While the Matrix Control does has some new features for automatically handling ragged hierarchies as described by Reza Rad and others (https://radacad.com/removing-blanks-from-organizational-ragged-hierarchy-in-power-bi-matrix-visual), it falls short of what we want to achieve on most of my projects and still doesn’t come up to where MOLAP was with its automatic support via HideMemberIf
This is the approach that I use, and I was pleased to see that DAX patterns second edition also has this type of design pattern.
As an example we can take the “DimAccount” parent child hierarchy from the AdventureworksDW database and render it in PowerBI. on first cut it comes out as below.
The challenge is that we need to be able to determine when the current scope of a node is below the maximum depth.
To eliminate these blanks in DAX, there are a few approaches, but I’ll cover off using ISINSCOPE. The approach is as below
1) I assume that there is a PATH column in order to render the hierarchy like below
AccountPath = PATH ( Account[AccountKey], Account[ParentAccountKey] )
2) We add a calculated column to determine the Depth of the Node. as below
Account Depth = PATHLENGTH(Account[AccountPath] )
3) we add a calculated measure to determine the scope of the current node that is being navigated to. In this case the hierarchy can be between 2 and 6 levels deep.

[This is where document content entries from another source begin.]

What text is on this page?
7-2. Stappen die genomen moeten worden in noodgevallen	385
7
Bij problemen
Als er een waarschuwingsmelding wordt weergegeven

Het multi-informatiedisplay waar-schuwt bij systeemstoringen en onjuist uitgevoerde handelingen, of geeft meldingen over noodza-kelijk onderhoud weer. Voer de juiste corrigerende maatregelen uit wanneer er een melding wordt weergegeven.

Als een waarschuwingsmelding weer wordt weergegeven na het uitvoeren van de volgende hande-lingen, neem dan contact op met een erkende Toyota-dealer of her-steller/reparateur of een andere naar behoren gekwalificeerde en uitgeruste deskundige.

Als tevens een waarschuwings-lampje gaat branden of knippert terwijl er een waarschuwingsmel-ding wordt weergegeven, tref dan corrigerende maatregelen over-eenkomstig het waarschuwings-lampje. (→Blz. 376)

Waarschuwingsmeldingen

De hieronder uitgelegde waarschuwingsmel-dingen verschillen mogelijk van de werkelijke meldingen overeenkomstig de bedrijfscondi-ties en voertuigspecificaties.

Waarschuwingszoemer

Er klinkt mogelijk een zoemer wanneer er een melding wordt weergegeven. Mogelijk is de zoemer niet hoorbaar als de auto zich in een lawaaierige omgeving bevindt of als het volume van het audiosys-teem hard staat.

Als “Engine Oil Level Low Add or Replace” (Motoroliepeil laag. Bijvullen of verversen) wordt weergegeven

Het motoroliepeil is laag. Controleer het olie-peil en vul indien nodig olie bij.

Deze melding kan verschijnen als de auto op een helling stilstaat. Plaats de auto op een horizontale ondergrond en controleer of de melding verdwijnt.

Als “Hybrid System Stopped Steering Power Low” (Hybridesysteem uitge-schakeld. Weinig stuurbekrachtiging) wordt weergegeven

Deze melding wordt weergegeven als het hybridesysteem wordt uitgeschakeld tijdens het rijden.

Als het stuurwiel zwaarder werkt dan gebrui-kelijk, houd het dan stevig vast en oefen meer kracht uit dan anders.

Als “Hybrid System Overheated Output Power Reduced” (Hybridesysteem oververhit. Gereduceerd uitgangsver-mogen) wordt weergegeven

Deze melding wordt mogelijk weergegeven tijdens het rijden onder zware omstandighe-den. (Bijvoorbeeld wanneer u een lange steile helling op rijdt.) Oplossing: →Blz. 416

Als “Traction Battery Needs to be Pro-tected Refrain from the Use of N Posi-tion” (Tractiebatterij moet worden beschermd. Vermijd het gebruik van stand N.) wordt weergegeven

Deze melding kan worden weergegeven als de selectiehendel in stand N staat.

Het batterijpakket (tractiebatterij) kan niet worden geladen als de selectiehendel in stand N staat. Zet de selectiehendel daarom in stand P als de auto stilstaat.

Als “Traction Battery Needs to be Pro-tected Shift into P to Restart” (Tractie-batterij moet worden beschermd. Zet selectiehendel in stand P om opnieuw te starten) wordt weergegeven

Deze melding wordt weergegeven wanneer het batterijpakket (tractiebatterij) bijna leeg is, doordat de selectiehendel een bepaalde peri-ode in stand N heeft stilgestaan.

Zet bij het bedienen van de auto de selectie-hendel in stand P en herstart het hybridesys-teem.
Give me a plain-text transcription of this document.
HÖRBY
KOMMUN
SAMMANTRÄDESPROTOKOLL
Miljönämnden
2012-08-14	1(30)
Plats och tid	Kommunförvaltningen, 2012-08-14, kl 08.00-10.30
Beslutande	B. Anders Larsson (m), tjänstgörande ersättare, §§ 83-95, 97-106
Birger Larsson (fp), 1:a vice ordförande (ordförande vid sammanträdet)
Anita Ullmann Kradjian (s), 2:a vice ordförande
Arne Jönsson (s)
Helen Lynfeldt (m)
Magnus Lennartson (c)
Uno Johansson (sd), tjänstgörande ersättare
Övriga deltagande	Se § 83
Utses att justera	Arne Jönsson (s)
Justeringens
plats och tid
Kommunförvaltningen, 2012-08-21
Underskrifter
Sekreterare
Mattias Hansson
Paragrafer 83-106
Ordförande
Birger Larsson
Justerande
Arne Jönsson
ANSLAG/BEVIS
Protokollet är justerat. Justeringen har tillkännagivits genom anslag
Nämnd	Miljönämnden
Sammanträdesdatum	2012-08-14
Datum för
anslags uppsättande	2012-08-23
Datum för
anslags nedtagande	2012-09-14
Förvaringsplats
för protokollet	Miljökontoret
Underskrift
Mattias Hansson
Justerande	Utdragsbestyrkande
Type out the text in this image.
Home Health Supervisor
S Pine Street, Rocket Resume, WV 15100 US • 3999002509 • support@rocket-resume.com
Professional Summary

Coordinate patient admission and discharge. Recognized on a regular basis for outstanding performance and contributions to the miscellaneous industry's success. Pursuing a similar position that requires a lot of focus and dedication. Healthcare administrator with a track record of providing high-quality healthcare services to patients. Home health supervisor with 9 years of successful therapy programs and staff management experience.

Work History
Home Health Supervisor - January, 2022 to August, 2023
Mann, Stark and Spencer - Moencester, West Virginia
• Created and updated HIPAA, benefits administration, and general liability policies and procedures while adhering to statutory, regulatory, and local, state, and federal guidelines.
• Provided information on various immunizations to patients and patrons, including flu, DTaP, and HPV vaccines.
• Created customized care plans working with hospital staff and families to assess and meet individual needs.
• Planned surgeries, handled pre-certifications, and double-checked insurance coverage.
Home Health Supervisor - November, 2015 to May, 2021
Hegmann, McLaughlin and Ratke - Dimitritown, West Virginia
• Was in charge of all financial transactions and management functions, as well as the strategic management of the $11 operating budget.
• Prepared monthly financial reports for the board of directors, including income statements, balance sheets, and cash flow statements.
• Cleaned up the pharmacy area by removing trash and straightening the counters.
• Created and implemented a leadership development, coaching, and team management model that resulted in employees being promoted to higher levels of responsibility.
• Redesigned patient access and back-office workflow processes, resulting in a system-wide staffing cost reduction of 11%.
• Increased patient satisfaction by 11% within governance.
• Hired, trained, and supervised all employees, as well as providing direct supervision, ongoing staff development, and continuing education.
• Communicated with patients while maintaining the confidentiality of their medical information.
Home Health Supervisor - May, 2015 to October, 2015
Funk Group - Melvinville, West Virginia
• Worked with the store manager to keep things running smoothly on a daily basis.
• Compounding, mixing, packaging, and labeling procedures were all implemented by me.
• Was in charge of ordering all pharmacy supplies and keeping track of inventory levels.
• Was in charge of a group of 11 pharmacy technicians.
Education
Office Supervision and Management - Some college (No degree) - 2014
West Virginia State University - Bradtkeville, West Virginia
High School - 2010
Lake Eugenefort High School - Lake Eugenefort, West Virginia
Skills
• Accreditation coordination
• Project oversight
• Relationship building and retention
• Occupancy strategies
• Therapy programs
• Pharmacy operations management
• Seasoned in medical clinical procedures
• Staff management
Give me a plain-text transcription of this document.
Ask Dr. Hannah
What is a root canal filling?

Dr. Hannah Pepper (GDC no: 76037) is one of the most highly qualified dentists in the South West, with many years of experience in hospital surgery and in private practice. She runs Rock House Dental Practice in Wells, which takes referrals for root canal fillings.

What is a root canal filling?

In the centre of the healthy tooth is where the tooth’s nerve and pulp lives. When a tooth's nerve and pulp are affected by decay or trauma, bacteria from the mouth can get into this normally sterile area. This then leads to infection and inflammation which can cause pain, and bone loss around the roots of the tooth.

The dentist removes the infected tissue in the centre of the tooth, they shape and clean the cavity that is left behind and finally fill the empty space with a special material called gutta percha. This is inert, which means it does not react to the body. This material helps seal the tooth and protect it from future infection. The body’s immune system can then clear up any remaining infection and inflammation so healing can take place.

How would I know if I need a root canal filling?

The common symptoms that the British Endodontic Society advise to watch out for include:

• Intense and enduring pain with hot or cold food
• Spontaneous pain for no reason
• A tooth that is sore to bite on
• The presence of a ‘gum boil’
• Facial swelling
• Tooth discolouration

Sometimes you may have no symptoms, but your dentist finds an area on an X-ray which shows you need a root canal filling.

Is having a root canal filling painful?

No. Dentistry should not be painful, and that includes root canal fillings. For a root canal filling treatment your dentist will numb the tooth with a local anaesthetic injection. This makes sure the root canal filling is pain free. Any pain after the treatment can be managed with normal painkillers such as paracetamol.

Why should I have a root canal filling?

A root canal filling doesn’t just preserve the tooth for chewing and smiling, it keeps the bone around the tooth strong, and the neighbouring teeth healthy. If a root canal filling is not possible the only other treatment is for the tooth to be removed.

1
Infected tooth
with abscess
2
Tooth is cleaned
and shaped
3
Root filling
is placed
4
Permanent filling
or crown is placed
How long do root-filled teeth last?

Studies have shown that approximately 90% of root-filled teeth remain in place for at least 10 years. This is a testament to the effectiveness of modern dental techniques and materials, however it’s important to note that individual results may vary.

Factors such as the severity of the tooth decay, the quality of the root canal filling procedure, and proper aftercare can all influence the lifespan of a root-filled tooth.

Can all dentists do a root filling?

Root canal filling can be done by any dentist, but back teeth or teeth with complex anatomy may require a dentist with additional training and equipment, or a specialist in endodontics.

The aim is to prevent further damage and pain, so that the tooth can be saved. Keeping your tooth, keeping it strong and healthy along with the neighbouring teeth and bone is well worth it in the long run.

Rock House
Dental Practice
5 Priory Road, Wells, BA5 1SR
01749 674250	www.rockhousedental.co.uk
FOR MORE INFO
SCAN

AccountScope = switch(TRUE(), ISINSCOPE( Account[Account L6]), 6, ISINSCOPE( Account[Account L5]), 5, ISINSCOPE( Account[Account L4]), 4, ISINSCOPE( Account[Account L3]), 3, ISINSCOPE(Account[Account L2]),2 )
When that is in play we can see that the current scope of selected nodes is below the maximum depth of a hierarchy (Example below)
So the final step is to create a measure that returns 1 or null depending on if the level is in scope and multiply the Report measures by this. as below
HideAccount = if(Account[AccountScope] <= min(Account[Account Depth]) ,1)
and GL Amount = CALCULATE(sum(‘General Ledger'[BaseAmount] ) * Account[HideAccount])
You loose a bit of DAX performance using a “helper” measure rather than “inlining” the IF, but I do find this approach easier to support, so the choice is yours.
Once we put this into play, we can now get the desired result of a ragged hierarchy with no blanks!